I have the lowest paying job I’ve had in 10 years, but I make more than Fiance, and after his company shut down unexpectedly just after our engagement he was on unemployment for a couple of months… so therereally was no option.

Had deposits not already been booked and invites ordered, we wouldn’t have done the wedding now.  My mom offered us $x amount of money to have a ‘big’ wedding and then slowly kept loering that number, even though all arrangements were made at that point.

it wasn’t until today, 8 days out, that that number went back up a little bit and I could breathe a little.

Good luck!!!

Post # 23
Member
724 posts
Busy bee
  • Wedding: July 2011

We’re doing straight dollar amounts, rather than paying for specific items.

My parents: $20K

His mom: $15K

Us: We’re paying for our rings and the honeymoon, plus whatever is left over after that.

So far it’s working out pretty good. I like having flat dollar amounts, that way I don’t need to argue with anyone about how much they’re paying for such-and-such. I just tell them where to send the check!

Post # 24
Member
851 posts
Busy bee
  • Wedding: May 2012

I am paying for most of it so far, most of FIs money goes to the mortgage (I pay some but not as much as he does – he earns more though)

Post # 25
Member
664 posts
Busy bee
  • Wedding: December 2011

@Captain013: I whole heartedly agree that putting in time and effort as well as providing moral support really mean a lot.

I’m paying for the wedding and reception. Fiance is paying for the honeymoon (with the help of any cash gifts we receive at the wedding/reception).

Post # 26
Member
230 posts
Helper bee
  • Wedding: September 2013

Our parents are paying equally for the food. We’re paying for everything else.

Post # 27
Member
500 posts
Busy bee
  • Wedding: May 2012

We are paying for the majority of our wedding. My parents are giving us$ 5000 for the receptio. My mom brought my wedding dress, shoes and veil. My mom is also buying athe wedding favors and givin us $300 towards flowers.

Post # 28
Member
7371 posts
Busy Beekeeper

People just lack boundaries. I would never even dignify anyone with an answer to that question, its just nobodies business. If they aren’t cutting you a check then why the hell do they need to know? Me and Fiance will be paying for it. I know my Fiance wouldn’t want his parents to feel any obligation to contribute, but I assume that they would want to help with something, but what exactly that is I have no idea at this point.

Post # 29
Member
1962 posts
Buzzing bee
  • Wedding: August 2012

My parents wanted to help with the wedding but they really can’t. Future Mother-In-Law is covering the DJ for us. Other than that FI’s paychecks cover the bills while mine go towards the wedding.

Post # 30
Member
887 posts
Busy bee
  • Wedding: February 2012

I am so offended for you that you received such snarky comments! It is not a parents “responsibility” to pay for a wedding. That is one of the most ridiculous things I’ve ever heard. It’s a gift, not a job!

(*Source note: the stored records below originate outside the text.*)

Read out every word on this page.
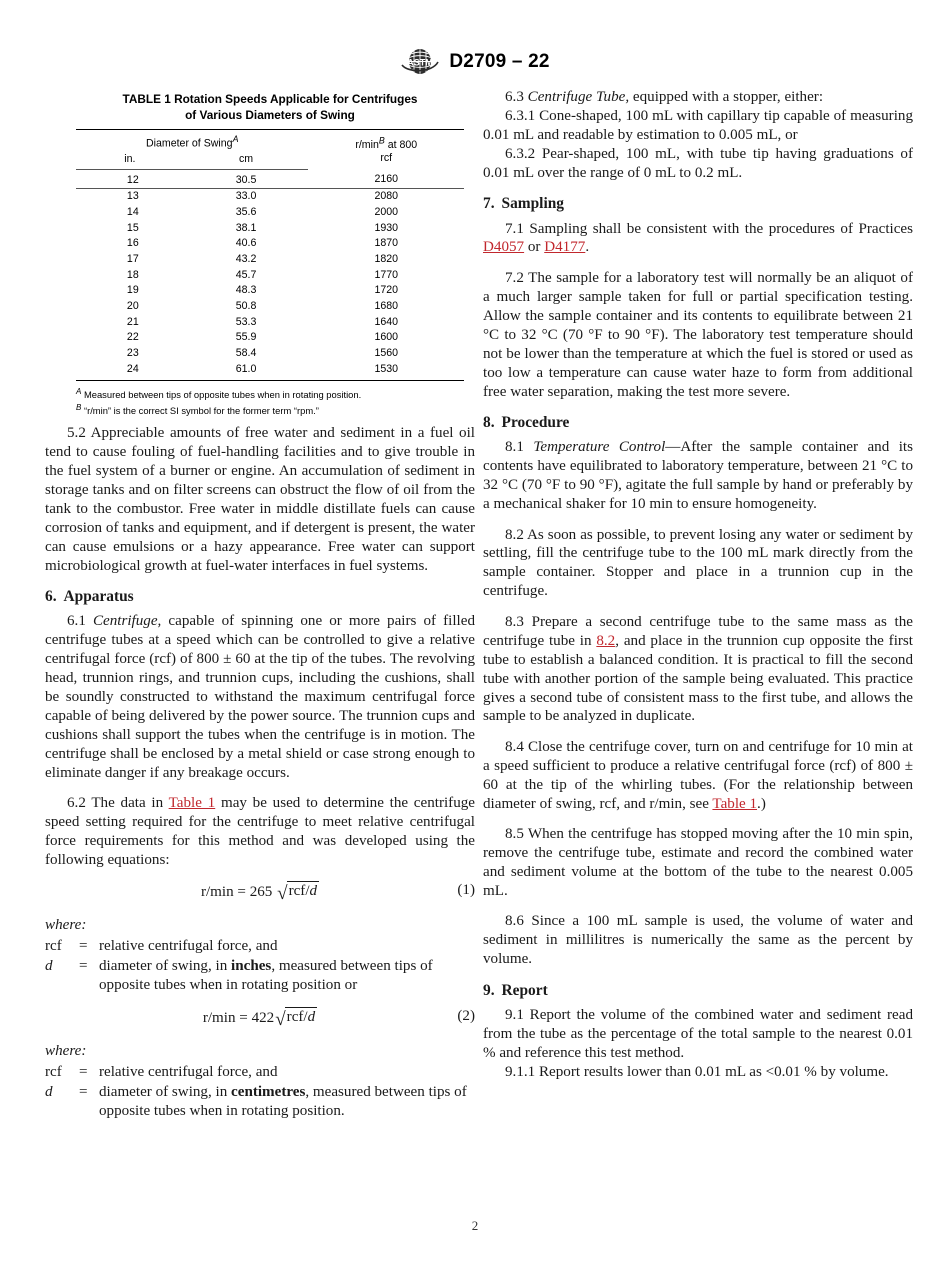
ASTM D2709 – 22
TABLE 1 Rotation Speeds Applicable for Centrifuges
of Various Diameters of Swing
Diameter of Swing$^A$		$r/\min^B$ at 800
rcf
in.	cm	
12	30.5	2160
13	33.0	2080
14	35.6	2000
15	38.1	1930
16	40.6	1870
17	43.2	1820
18	45.7	1770
19	48.3	1720
20	50.8	1680
21	53.3	1640
22	55.9	1600
23	58.4	1560
24	61.0	1530
$^A$ Measured between tips of opposite tubes when in rotating position.
$^B$ “r/min” is the correct SI symbol for the former term “rpm.”

5.2 Appreciable amounts of free water and sediment in a fuel oil tend to cause fouling of fuel-handling facilities and to give trouble in the fuel system of a burner or engine. An accumulation of sediment in storage tanks and on filter screens can obstruct the flow of oil from the tank to the combustor. Free water in middle distillate fuels can cause corrosion of tanks and equipment, and if detergent is present, the water can cause emulsions or a hazy appearance. Free water can support microbiological growth at fuel-water interfaces in fuel systems.

6. Apparatus

6.1 Centrifuge, capable of spinning one or more pairs of filled centrifuge tubes at a speed which can be controlled to give a relative centrifugal force (rcf) of 800 ± 60 at the tip of the tubes. The revolving head, trunnion rings, and trunnion cups, including the cushions, shall be soundly constructed to withstand the maximum centrifugal force capable of being delivered by the power source. The trunnion cups and cushions shall support the tubes when the centrifuge is in motion. The centrifuge shall be enclosed by a metal shield or case strong enough to eliminate danger if any breakage occurs.

6.2 The data in Table 1 may be used to determine the centrifuge speed setting required for the centrifuge to meet relative centrifugal force requirements for this method and was developed using the following equations:

r/min = 265 √rcf/d	(1)

where:

rcf	=	relative centrifugal force, and
d	=	diameter of swing, in inches, measured between tips of opposite tubes when in rotating position or
r/min = 422√rcf/d	(2)

where:

rcf	=	relative centrifugal force, and
d	=	diameter of swing, in centimetres, measured between tips of opposite tubes when in rotating position.

6.3 Centrifuge Tube, equipped with a stopper, either:

6.3.1 Cone-shaped, 100 mL with capillary tip capable of measuring 0.01 mL and readable by estimation to 0.005 mL, or

6.3.2 Pear-shaped, 100 mL, with tube tip having graduations of 0.01 mL over the range of 0 mL to 0.2 mL.

7. Sampling

7.1 Sampling shall be consistent with the procedures of Practices D4057 or D4177.

7.2 The sample for a laboratory test will normally be an aliquot of a much larger sample taken for full or partial specification testing. Allow the sample container and its contents to equilibrate between 21 °C to 32 °C (70 °F to 90 °F). The laboratory test temperature should not be lower than the temperature at which the fuel is stored or used as too low a temperature can cause water haze to form from additional free water separation, making the test more severe.

8. Procedure

8.1 Temperature Control—After the sample container and its contents have equilibrated to laboratory temperature, between 21 °C to 32 °C (70 °F to 90 °F), agitate the full sample by hand or preferably by a mechanical shaker for 10 min to ensure homogeneity.

8.2 As soon as possible, to prevent losing any water or sediment by settling, fill the centrifuge tube to the 100 mL mark directly from the sample container. Stopper and place in a trunnion cup in the centrifuge.

8.3 Prepare a second centrifuge tube to the same mass as the centrifuge tube in 8.2, and place in the trunnion cup opposite the first tube to establish a balanced condition. It is practical to fill the second tube with another portion of the sample being evaluated. This practice gives a second tube of consistent mass to the first tube, and allows the sample to be analyzed in duplicate.

8.4 Close the centrifuge cover, turn on and centrifuge for 10 min at a speed sufficient to produce a relative centrifugal force (rcf) of 800 ± 60 at the tip of the whirling tubes. (For the relationship between diameter of swing, rcf, and r/min, see Table 1.)

8.5 When the centrifuge has stopped moving after the 10 min spin, remove the centrifuge tube, estimate and record the combined water and sediment volume at the bottom of the tube to the nearest 0.005 mL.

8.6 Since a 100 mL sample is used, the volume of water and sediment in millilitres is numerically the same as the percent by volume.

9. Report

9.1 Report the volume of the combined water and sediment read from the tube as the percentage of the total sample to the nearest 0.01 % and reference this test method.

9.1.1 Report results lower than 0.01 mL as <0.01 % by volume.

2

With that said, I was planning to pay for 100% of the wedding by myself. Fiance has been in law school for the past three years earning nothing but debt. =P I have been making very good money for the past 4 years. Neither of our parents are in any position to shell out large sums of money. So, in order to have the type of wedding we wanted, I decided to foot the bill. Fiance will be paying for our future house. We are in our late 20’s and we make/will make good money. Both of us felt like we shouldn’t burden our families with things we could handle ourselves.

Then, at the last minute, my parents generously bought my dress and gifted my Fiance a much larger than expected graduation present, with the implication that he would put the money towards the wedding.

In the end, if you are getting married, it’s assumed that your finances are going to be pooled. So what does it matter who pays for what??